A study from IPA found that while the British population read 65 % of their news content via printed media, and an additonal 18 % via digital channels, the allocation for millennials is 23/34. Furthermore, millennials consume 22 % of their news content on mobile platforms and 7 % on tablets, and three out of four visited a newsbrand website to get further information when they saw an interesting story on social media.
This may come as no surprise, but another study made in US found that 53 % of Americans 18-34 year olds regularly use paid news content – both in print and in digital channels. 40 % also paid out of their own pocket, which goes against the idea that millennials expect everything on the Internet to be “free”. “News orientation” drives the willingness to pay for content more than socioeconomic status, but Facebook and search engines are still the main sources for obtaining news among millennials willing to pay for content.
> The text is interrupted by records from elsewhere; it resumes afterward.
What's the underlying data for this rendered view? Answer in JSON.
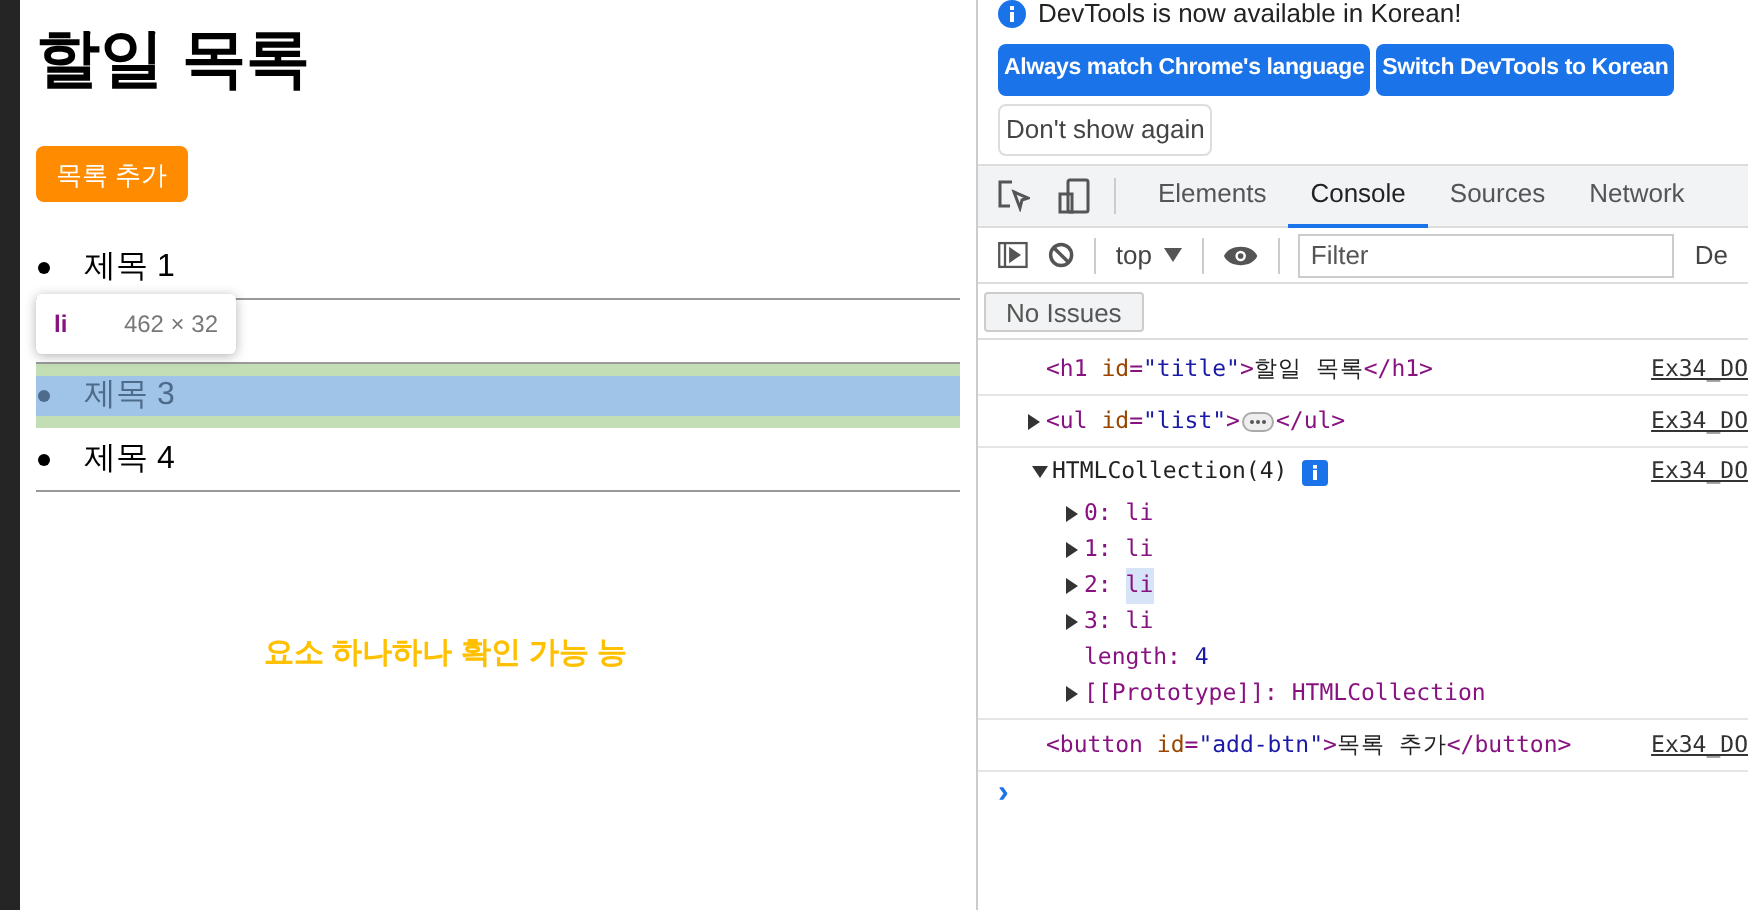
{
  "page": {
    "title": "할일 목록",
    "add_button": "목록 추가",
    "items": [
      {
        "label": "제목 1",
        "highlighted": false
      },
      {
        "highlighted": false
      },
      {
        "label": "제목 3",
        "highlighted": true
      },
      {
        "label": "제목 4",
        "highlighted": false
      }
    ],
    "inspect_tooltip": {
      "tag": "li",
      "size": "462 × 32"
    },
    "caption": "요소 하나하나 확인 가능 능"
  },
  "devtools": {
    "banner": {
      "message": "DevTools is now available in Korean!",
      "buttons": [
        {
          "label": "Always match Chrome's language",
          "kind": "primary"
        },
        {
          "label": "Switch DevTools to Korean",
          "kind": "primary"
        },
        {
          "label": "Don't show again",
          "kind": "secondary"
        }
      ]
    },
    "tabs": [
      {
        "label": "Elements",
        "selected": false
      },
      {
        "label": "Console",
        "selected": true
      },
      {
        "label": "Sources",
        "selected": false
      },
      {
        "label": "Network",
        "selected": false
      }
    ],
    "toolbar": {
      "context": "top",
      "filter_placeholder": "Filter",
      "levels": "De"
    },
    "issues_button": "No Issues",
    "entries": [
      {
        "kind": "element",
        "expandable": false,
        "source": "Ex34_DO",
        "tokens": [
          {
            "kind": "tag",
            "text": "<h1"
          },
          {
            "kind": "attr",
            "text": " id"
          },
          {
            "kind": "tag",
            "text": "="
          },
          {
            "kind": "value",
            "text": "\"title\""
          },
          {
            "kind": "tag",
            "text": ">"
          },
          {
            "kind": "plain",
            "text": "할일 목록"
          },
          {
            "kind": "tag",
            "text": "</h1>"
          }
        ]
      },
      {
        "kind": "element",
        "expandable": true,
        "expanded": false,
        "source": "Ex34_DO",
        "tokens": [
          {
            "kind": "tag",
            "text": "<ul"
          },
          {
            "kind": "attr",
            "text": " id"
          },
          {
            "kind": "tag",
            "text": "="
          },
          {
            "kind": "value",
            "text": "\"list\""
          },
          {
            "kind": "tag",
            "text": ">"
          },
          {
            "kind": "more"
          },
          {
            "kind": "tag",
            "text": "</ul>"
          }
        ]
      },
      {
        "kind": "collection",
        "expanded": true,
        "source": "Ex34_DO",
        "label": "HTMLCollection(4)",
        "children": [
          {
            "key": "0:",
            "value": "li",
            "expandable": true,
            "highlighted": false
          },
          {
            "key": "1:",
            "value": "li",
            "expandable": true,
            "highlighted": false
          },
          {
            "key": "2:",
            "value": "li",
            "expandable": true,
            "highlighted": true
          },
          {
            "key": "3:",
            "value": "li",
            "expandable": true,
            "highlighted": false
          },
          {
            "key": "length:",
            "value": "4",
            "expandable": false,
            "highlighted": false
          },
          {
            "key": "[[Prototype]]:",
            "value": "HTMLCollection",
            "expandable": true,
            "highlighted": false
          }
        ]
      },
      {
        "kind": "element",
        "expandable": false,
        "source": "Ex34_DO",
        "tokens": [
          {
            "kind": "tag",
            "text": "<button"
          },
          {
            "kind": "attr",
            "text": " id"
          },
          {
            "kind": "tag",
            "text": "="
          },
          {
            "kind": "value",
            "text": "\"add-btn\""
          },
          {
            "kind": "tag",
            "text": ">"
          },
          {
            "kind": "plain",
            "text": "목록 추가"
          },
          {
            "kind": "tag",
            "text": "</button>"
          }
        ]
      }
    ],
    "prompt": "›"
  }
}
For publishers, the challenge is to create content that is worth paying for. The interest is there – millennials like to be informed and enlightened – but there is so much “free” news out there that it’s not always clear why one should pay to read them.
The same might also be true for advertisers, as much recent research has shown: the young audience likes ads, just not bad and intrusive ones. As access to information and content continues to grow at an impressive speed, standing out with high quality products is a necessity for publishers as well as advertisers. Indulge the audience and they will love you back.